8. Is it accessible?
Feature Comparison¶
| Feature | SDD Tools | AgentOps | Winner |
|---|---|---|---|
| Spec-first workflow | ✅ Core focus | ✅ Via /plan |
SDD |
| Cross-platform | ✅ 7+ agents | ⚠️ Claude Code focus | SDD |
| Structured templates | ✅ Comprehensive | ⚠️ Via standards | SDD |
| Human approval gates | ✅ Built-in | ✅ 4 gates | Tie |
| Cross-session memory | ❌ Specs only | ✅ Learnings + patterns | AgentOps |
| Knowledge compounding | ❌ No | ✅ Escape velocity | AgentOps |
| Pre-mortem simulation | ❌ No | ✅ 10 failure modes | AgentOps |
| 8-aspect validation | ❌ Spec match only | ✅ Semantic + security + ... | AgentOps |
| Scientific foundation | ❌ Methodology | ✅ Peer-reviewed | AgentOps |
Workflow Comparison¶
SDD Workflow (cc-sdd)¶
/sdd:requirements → Analyze and document requirements
↓
/sdd:design → Create design specification
↓
/sdd:tasks → Break into implementation tasks
↓
/sdd:implement → Execute tasks
↓
Done (specs archived, no learning extracted)
AgentOps Workflow¶
/research → Explore codebase + inject prior knowledge
↓
/plan → Break into tracked issues (spec-like)
↓
/pre-mortem → Simulate 10 failure modes
↓
/crank → Implement → validate → commit
↓
/post-mortem → Validate + extract learnings (FOR NEXT TIME)
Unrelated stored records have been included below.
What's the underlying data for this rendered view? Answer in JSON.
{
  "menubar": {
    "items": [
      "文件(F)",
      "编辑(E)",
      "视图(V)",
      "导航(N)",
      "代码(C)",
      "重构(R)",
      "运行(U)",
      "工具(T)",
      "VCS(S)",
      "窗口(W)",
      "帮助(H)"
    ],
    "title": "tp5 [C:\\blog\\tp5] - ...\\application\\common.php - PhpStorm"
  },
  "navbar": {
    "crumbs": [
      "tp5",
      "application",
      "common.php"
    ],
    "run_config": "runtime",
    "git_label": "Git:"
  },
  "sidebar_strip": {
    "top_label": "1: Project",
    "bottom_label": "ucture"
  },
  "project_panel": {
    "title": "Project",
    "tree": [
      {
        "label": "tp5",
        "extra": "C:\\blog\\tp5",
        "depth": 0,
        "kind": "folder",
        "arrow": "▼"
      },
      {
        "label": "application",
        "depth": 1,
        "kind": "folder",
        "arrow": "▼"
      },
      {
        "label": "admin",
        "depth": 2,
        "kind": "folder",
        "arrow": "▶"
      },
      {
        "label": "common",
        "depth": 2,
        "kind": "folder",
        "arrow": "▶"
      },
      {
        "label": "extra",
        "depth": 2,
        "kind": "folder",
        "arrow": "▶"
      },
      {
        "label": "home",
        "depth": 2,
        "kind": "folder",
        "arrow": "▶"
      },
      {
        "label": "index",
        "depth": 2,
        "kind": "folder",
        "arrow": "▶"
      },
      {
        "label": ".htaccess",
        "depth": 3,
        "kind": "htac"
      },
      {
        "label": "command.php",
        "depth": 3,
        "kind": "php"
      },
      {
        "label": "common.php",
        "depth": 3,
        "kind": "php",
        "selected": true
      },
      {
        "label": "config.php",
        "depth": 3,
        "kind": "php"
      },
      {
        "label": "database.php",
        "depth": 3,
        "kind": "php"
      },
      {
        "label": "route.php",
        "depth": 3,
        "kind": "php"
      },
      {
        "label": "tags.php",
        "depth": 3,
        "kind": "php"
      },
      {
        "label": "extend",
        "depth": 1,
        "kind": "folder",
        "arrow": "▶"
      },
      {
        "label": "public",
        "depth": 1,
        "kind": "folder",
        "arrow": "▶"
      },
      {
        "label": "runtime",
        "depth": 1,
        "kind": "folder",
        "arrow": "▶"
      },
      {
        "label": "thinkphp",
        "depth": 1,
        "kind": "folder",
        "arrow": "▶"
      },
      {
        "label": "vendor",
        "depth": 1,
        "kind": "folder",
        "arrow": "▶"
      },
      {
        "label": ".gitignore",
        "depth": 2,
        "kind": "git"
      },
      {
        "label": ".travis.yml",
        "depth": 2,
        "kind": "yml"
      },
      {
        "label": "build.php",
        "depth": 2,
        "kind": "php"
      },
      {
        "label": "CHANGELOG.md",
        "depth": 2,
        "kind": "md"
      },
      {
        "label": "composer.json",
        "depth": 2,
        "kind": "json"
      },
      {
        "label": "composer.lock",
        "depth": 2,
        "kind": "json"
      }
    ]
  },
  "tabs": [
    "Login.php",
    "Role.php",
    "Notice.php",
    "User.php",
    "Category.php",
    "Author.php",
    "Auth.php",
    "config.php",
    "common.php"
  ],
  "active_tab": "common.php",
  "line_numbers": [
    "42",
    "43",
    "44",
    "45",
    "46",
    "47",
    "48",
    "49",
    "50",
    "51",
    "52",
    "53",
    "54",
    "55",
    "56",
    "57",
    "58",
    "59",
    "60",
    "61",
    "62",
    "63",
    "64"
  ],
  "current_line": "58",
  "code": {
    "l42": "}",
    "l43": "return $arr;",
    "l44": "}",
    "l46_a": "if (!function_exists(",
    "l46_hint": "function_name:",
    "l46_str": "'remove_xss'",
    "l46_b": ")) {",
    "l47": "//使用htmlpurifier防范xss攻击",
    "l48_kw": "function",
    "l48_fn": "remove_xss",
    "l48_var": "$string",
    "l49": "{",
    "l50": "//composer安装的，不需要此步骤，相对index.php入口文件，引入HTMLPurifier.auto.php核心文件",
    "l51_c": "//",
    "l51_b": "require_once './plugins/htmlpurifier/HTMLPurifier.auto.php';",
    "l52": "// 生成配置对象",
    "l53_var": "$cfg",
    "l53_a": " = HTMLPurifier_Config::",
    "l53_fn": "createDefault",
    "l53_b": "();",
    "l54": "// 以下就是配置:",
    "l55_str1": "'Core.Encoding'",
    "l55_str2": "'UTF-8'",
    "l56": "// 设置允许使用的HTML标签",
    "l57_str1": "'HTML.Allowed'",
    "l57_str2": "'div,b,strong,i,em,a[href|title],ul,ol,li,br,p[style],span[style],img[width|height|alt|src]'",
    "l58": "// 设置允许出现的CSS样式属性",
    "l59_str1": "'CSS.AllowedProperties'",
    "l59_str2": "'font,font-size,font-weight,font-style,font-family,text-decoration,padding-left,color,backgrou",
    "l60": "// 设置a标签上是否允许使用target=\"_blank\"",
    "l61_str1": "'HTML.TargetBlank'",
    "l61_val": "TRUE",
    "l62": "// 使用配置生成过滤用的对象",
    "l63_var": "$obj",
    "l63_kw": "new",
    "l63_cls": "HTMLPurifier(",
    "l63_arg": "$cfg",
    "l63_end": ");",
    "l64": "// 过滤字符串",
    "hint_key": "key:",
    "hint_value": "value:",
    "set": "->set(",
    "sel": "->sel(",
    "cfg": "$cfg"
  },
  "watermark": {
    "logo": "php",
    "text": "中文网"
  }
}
Key difference: AgentOps extracts learnings (patterns, decisions, failures), not just specs.
What Gets Captured¶
SDD Captures¶
project/
├── specs/
│ ├── requirements.md # What we need
│ ├── design.md # How we'll build it
│ └── tasks.md # What to implement
└── src/
└── ...
AgentOps Captures¶
.agents/
├── learnings/ # "Token refresh bugs usually stem from..."
├── patterns/ # "Here's how we handle retries in this codebase"
├── research/ # Deep exploration outputs
├── specs/ # Validated specifications
├── retros/ # What worked, what didn't
└── pre-mortems/ # Failure simulations
SDD: Documents AgentOps: Documents + patterns + learnings + retrospectives
The Three Levels of SDD¶
Martin Fowler identifies three levels:
| Level | Description | SDD Tools | AgentOps |
|---|---|---|---|
| Spec-first | Write spec before code | ✅ | ✅ |
| Spec-anchored | Keep spec after completion | ✅ | ✅ |
| Spec-as-source | Spec is the only source humans edit | ✅ | ❌ |
AgentOps doesn't aim for "spec-as-source" — it captures learnings, not just specs.
When to Choose SDD Tools¶
- You want spec-first development as the core methodology
- You work across multiple AI coding agents (not just Claude)
- Documentation is your primary deliverable
- You want structured templates for requirements/design
- Your sessions are independent (no need for cross-session learning)
When to Choose AgentOps¶
- You work on the same codebase repeatedly
- You want to capture learnings, not just specs
- You want failure prevention before building
- You want semantic validation beyond spec matching
- You value compounding knowledge over time
Can They Work Together?¶
Yes, naturally:
┌─────────────────────────────────────────────────────────────────┐
│ SDD + AGENTOPS │
│ │
│ SDD handles: │
│ └── Requirements → Design → Tasks (structured specs) │
│ │
│ AgentOps handles: │
│ └── Pre-mortem (failure simulation) │
│ └── /vibe (8-aspect validation) │
│ └── /post-mortem (learning extraction) │
│ └── Cross-session memory │
│ │
│ Combined flow: │
│ SDD specs → AgentOps pre-mortem → Implement → AgentOps vibe │
│ ↓ │
│ Extract learnings │
│ ↓ │
│ Next session │
└─────────────────────────────────────────────────────────────────┘
- SDD provides the structured specification methodology
- AgentOps provides the learning and validation layer
The Bottom Line¶
| Dimension | SDD Tools | AgentOps |
|---|---|---|
| Central artifact | Specification | Knowledge |
| What persists | Documents | Learnings + patterns |
| Validation | Spec match | 8-aspect semantic |
| Learning | None | Compounds over time |
| Cross-platform | 7+ agents | Claude Code |
SDD captures what you decided. AgentOps captures what you learned.
Best approach: Use SDD for specs, AgentOps for learning.